We here at Esquire are at home. Just like you, we’re not used to it. Our free time, when we’re not checking emails and updates and push alerts, stretches on and on. And so we’ve figured out a few ways to fill it that we can’t recommend enough. Here’s one.
I don’t want to go running, I just want to watch this dog jump into a pile of leaves over and over.
Whenever I text my friends to complain that I’ve really hit a wall on the whole self-quarantining thing, they have nothing but helpful things to say. Take a run. Do some yoga. Organize something. Meditate. What assholes.
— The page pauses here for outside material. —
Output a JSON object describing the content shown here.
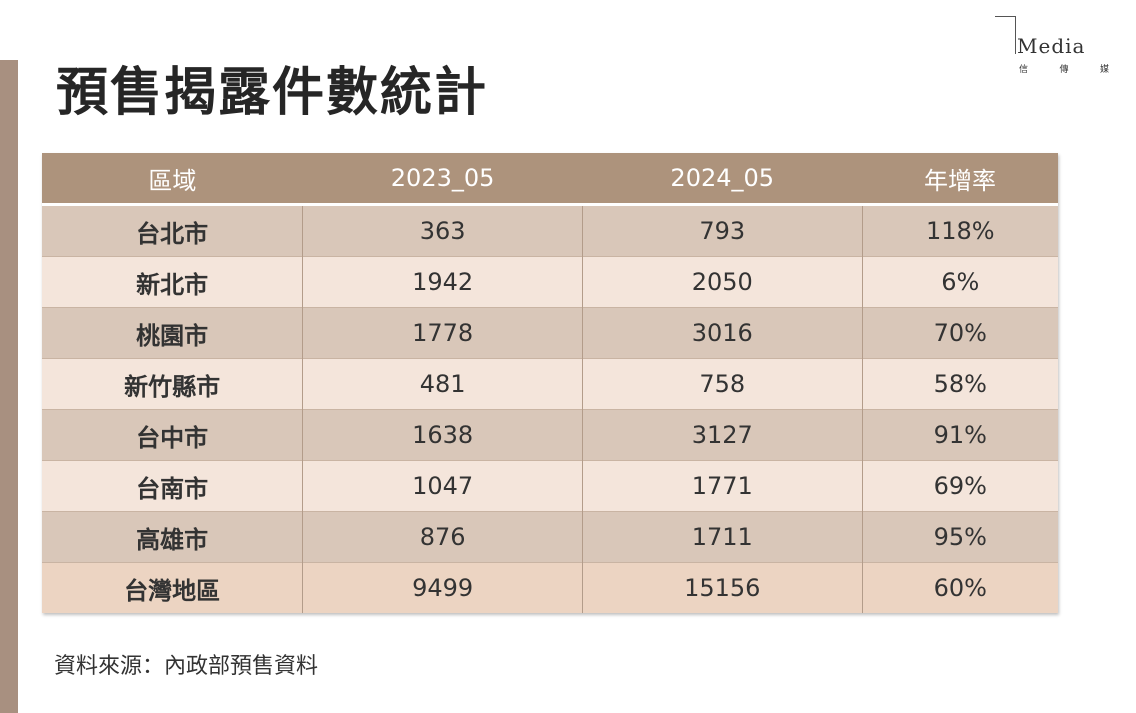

I don’t want to do any of that! I want to do something actually fun. Like watch this video over and over again:
Let’s talk for a second about this video, brought to my attention by a tweet from Hannah Jane Parkison, a writer for the Guardian, in which she called it “possibly the greatest short film ever made.” Couldn’t agree more, Hannah. Let’s watch it again:
This film, posted to the YouTube channel of Dog Named Stella back in February, captures all the joy of getting exercise without having to do any. The dog, named Stella, I am going to assume, runs and jumps into a beautiful leaf pile with all the abandon of someone who has never known eating three straight meals of frozen pizza, of wearing the same leggings for days on end, nor of social distancing at all! I’ve been living vicariously through Stella and her various outfits: butterfly costume, bandana, fully nude, etc. I can’t stop watching her. I’ve enjoyed this video on repeat for what must surely amount to an hour of viewing just today. In fact, I’m gonna do it again right now:
Since I saw Parkinson’s tweet seven months ago* I’ve sent it to all of my loved ones, and now I’m sending it to you. Can’t wait to charge out of my apartment and back into society with all the enthusiasm of Stella bee-lining for that leaf pile when this is all over. Until then, be safe, stay home, and allow Stella to do it for you. Want to watch it again? Let’s.
*Correction: Parkinson posted her tweet on March 16, 2019, mere days before this writing. The author regrets the error, but time has become meaningless.